Well, according to new research by the Militant Invective Laboratories, an entire 0.3% of current blog posts consist of links to blog posts about the proportion of blog posts which just consist of links to other blogs.

No, really. Honest. No, I didn’t just pull that number out of thin air. What sort of person do you think I am?**

* well, actually, he made it up. But it could be true.

** Oh, OK, I did really. But you never know.

Hurrah!

In which the previous post is proved correct

Further to Thursday’s post: Hurrah! If you read the comments, you’ll see that both Wikipedia and the BBC are both talking nonsense. The OED’s first reference to the word “botched” goes back to 1568; and Thomas Carlyle used it in its modern spelling in the 1830s. As a verb, “botch” goes back to John Wyclif, in the 14th century. Sir Thomas Bouch had nothing to do with it. Thanks to Mr Treefell – who, I believe, works at my old university library – for looking the entry up for me.

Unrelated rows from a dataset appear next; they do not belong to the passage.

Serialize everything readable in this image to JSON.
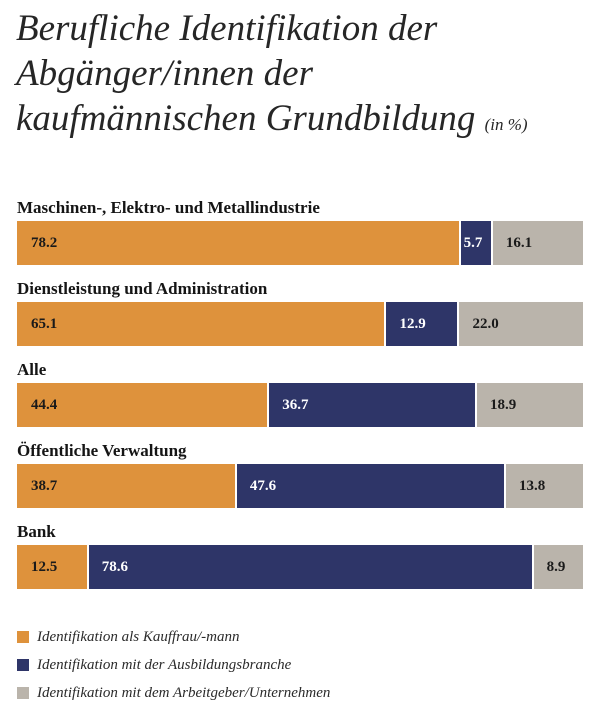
{
  "title": {
    "line1": "Berufliche Identifikation der",
    "line2": "Abgänger/innen der",
    "line3": "kaufmännischen Grundbildung",
    "unit": "(in %)"
  },
  "colors": {
    "orange": "#de923c",
    "navy": "#2e3568",
    "gray": "#bab4ab",
    "label_dark": "#1a1a1a",
    "label_light": "#ffffff"
  },
  "chart_data": {
    "type": "bar",
    "orientation": "horizontal",
    "stacked": true,
    "title": "Berufliche Identifikation der Abgänger/innen der kaufmännischen Grundbildung (in %)",
    "categories": [
      "Maschinen-, Elektro- und Metallindustrie",
      "Dienstleistung und Administration",
      "Alle",
      "Öffentliche Verwaltung",
      "Bank"
    ],
    "series": [
      {
        "name": "Identifikation als Kauffrau/-mann",
        "values": [
          78.2,
          65.1,
          44.4,
          38.7,
          12.5
        ]
      },
      {
        "name": "Identifikation mit der Ausbildungsbranche",
        "values": [
          5.7,
          12.9,
          36.7,
          47.6,
          78.6
        ]
      },
      {
        "name": "Identifikation mit dem Arbeitgeber/Unternehmen",
        "values": [
          16.1,
          22.0,
          18.9,
          13.8,
          8.9
        ]
      }
    ],
    "value_labels": [
      [
        "78.2",
        "5.7",
        "16.1"
      ],
      [
        "65.1",
        "12.9",
        "22.0"
      ],
      [
        "44.4",
        "36.7",
        "18.9"
      ],
      [
        "38.7",
        "47.6",
        "13.8"
      ],
      [
        "12.5",
        "78.6",
        "8.9"
      ]
    ],
    "xlim": [
      0,
      100
    ],
    "legend": "bottom"
  }
}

Poking around, though, I discovered that my local library subscribes to the Oxford English Dictionary. Most do, in fact – and they let you use it from home! So I can look up anything I like in the OED, so long as I can remember my library card number to sign in with. Hurrah!

I knew about the OED online service, but I had no idea that virtually any public library user in Britain could use it for free from home. It’s a wonderful idea, and a wonderful resource. I’m going to resist turning this into an etymology blog completely – but it’s going to be hard.